Ádám Bogár, April 12, 2011

Vonnegut's dreadfully witty view on a surprisingly icy Apocalypse will make you think. About life, science, religion, humankind, time, and last but not least, about the end of all these. Kickbacks and properties of human life and nature are highlighted with such meticulous accuracy that Vonnegut received his MA in Anthropology for this book some 20 years after having left university without a degree. An invented religion, three siblings with diverse mental and/or physical drawbacks, a dangerous chemical substance, and a mysterious narrator - who prefers to be called Jonah - provide the main yarns that get interwoven to form a tapestry-like image depicting what it will be like if we do not behave.

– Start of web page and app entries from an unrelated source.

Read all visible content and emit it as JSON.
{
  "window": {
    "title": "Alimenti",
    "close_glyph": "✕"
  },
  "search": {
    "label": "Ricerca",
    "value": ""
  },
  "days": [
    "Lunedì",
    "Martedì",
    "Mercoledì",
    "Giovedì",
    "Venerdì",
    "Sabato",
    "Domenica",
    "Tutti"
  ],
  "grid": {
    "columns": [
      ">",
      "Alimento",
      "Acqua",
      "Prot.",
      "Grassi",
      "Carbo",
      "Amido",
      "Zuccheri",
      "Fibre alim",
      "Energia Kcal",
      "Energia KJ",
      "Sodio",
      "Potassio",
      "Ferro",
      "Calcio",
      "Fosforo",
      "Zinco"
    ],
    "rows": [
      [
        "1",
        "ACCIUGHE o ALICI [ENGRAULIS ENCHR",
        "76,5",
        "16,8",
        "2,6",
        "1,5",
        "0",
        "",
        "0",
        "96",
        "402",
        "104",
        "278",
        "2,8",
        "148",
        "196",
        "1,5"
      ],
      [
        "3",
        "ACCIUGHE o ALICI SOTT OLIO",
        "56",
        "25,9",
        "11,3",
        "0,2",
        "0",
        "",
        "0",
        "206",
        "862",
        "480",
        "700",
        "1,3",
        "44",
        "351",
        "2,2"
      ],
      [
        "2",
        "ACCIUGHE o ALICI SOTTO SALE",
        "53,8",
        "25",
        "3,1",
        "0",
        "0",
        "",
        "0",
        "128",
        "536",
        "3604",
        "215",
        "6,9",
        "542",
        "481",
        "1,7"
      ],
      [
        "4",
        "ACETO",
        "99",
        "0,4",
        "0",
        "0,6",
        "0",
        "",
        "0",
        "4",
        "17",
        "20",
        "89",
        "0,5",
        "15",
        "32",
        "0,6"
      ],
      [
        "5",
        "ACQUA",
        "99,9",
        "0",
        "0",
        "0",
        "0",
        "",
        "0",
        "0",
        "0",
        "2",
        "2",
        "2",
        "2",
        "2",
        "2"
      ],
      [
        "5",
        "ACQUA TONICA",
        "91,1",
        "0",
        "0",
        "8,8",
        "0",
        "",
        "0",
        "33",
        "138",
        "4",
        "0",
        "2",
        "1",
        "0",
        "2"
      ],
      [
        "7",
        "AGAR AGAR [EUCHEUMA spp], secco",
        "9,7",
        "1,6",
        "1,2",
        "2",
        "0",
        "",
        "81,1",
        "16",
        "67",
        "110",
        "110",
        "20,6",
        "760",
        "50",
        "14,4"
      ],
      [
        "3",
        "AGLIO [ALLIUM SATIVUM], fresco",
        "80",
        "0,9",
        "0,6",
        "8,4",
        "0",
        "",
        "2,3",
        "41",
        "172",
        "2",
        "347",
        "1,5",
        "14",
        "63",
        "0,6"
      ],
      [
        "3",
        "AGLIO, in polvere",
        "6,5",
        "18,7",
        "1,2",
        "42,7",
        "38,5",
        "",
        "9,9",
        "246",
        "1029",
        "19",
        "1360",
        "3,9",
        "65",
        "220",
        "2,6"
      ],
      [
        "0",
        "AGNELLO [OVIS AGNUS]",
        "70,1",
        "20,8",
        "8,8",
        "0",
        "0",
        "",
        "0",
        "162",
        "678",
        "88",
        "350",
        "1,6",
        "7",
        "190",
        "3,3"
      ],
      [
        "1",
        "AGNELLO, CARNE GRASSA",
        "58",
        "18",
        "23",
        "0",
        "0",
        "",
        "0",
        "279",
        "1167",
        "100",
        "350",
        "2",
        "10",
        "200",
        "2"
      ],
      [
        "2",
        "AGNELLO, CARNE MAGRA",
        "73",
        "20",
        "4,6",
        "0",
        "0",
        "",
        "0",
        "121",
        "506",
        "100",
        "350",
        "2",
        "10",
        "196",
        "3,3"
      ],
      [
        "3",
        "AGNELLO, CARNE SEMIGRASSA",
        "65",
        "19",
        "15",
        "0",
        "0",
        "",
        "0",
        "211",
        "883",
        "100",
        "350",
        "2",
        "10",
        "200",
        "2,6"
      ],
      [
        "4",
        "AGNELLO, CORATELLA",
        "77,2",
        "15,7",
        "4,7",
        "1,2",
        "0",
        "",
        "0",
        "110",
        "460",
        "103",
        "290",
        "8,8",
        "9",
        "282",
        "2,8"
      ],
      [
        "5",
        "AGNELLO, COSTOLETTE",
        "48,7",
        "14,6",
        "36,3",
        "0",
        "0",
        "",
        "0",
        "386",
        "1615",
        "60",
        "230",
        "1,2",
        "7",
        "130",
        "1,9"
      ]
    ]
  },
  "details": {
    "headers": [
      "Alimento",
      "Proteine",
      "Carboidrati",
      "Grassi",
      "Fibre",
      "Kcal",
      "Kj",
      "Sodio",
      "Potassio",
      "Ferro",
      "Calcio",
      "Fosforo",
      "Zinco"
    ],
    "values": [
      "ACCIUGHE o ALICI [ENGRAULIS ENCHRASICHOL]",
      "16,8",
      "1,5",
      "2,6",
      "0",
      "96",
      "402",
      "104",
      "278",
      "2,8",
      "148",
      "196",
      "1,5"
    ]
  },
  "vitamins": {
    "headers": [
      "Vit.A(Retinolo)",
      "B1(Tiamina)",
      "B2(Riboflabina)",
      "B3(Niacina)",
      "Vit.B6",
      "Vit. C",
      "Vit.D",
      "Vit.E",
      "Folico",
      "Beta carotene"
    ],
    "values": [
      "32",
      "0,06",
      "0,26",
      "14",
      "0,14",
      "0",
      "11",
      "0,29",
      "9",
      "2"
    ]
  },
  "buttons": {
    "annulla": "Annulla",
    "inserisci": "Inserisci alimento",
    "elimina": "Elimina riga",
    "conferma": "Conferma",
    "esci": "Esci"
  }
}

The not-yet-Slaughterhouse-Five yet past-Sirens-of-Titan author presents us with an elaborate parable that is sarcastic to absurdity, still at the same time may be frighteningly familiar to us.
It is in karasses, “teams that do God’s Will without ever discovering what they re doing” that we lead our life (our is it that our life is led?), and God’s Will appoints an aim to each and every karass. What the absurdly artful (even fine art-ful) goal of this Jonah’s karass is, everyone can find out by reading this classic of the postmodern American novel.